Hellofresh muss neue Investmentstory kochen
Geld oder Brief
Hellofresh muss neue Aktienstory kochen
Von Helmut Kipp, Frankfurt
Den 8. März 2024 werden die Aktionäre von Hellofresh noch lange in schlechter Erinnerung behalten. Damals stürzte die im MDax vertretene Aktie an einem Tag 42% ab – ein historisches Kursdebakel. Denn am Vorabend hatte der Kochboxenversender eine auf ganzer Linie enttäuschende Prognose für das Geschäftsjahr 2024 veröffentlicht. Es war die zweite Gewinnwarnung binnen vier Monaten. Darüber hinaus suspendierte Hellofresh die für 2025 geltenden Mittelfristziele.

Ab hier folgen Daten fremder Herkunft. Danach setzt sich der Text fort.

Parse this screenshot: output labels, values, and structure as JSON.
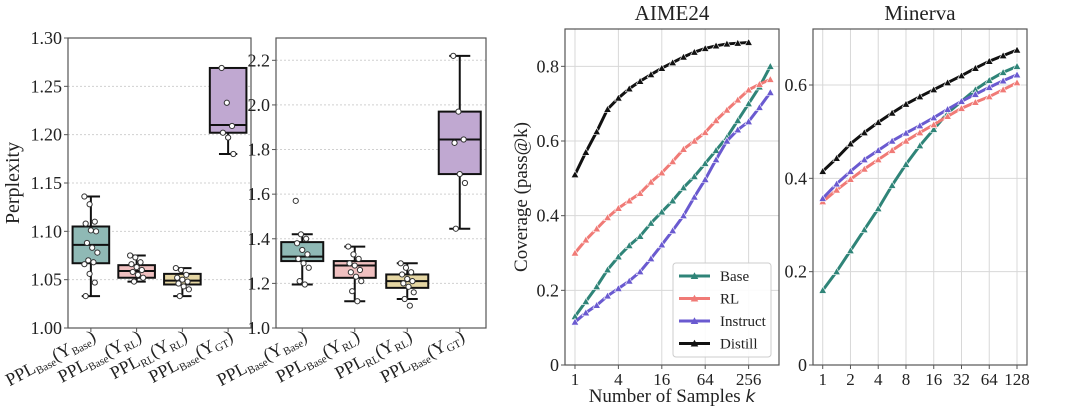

Die Auswirkungen gehen weit über eine normale Gewinnwarnung hinaus. Denn der in Berlin ansässige Konzern, der in seinen besten Zeiten um mehr als die Hälfte im Jahr oder sogar auf das Doppelte gewachsen war, verliert am Kapitalmarkt seinen Status als Wachstumsunternehmen, weil das Hauptgeschäft, der Verkauf von Kochboxen mit den Zutaten für die Zubereitung einer Mahlzeit, schrumpft beziehungsweise stagniert. Die Folge: Die Bewertung und damit der Aktienkurs schnurren zusammen. Die Firmenleitung um CEO und Mitgründer Dominik Richter sowie Finanzvorstand Christian Gärtner ist sich des zerstörten Vertrauens durchaus bewusst. Noch eine Woche später hinterließ das Duo auf einer Investorenkonferenz einen arg zerknirschten Eindruck.
Clément Genelot, Analyst von Bryan, GarnierDie langjährige Wachstumsstory von Hellofresh scheint tot zu sein.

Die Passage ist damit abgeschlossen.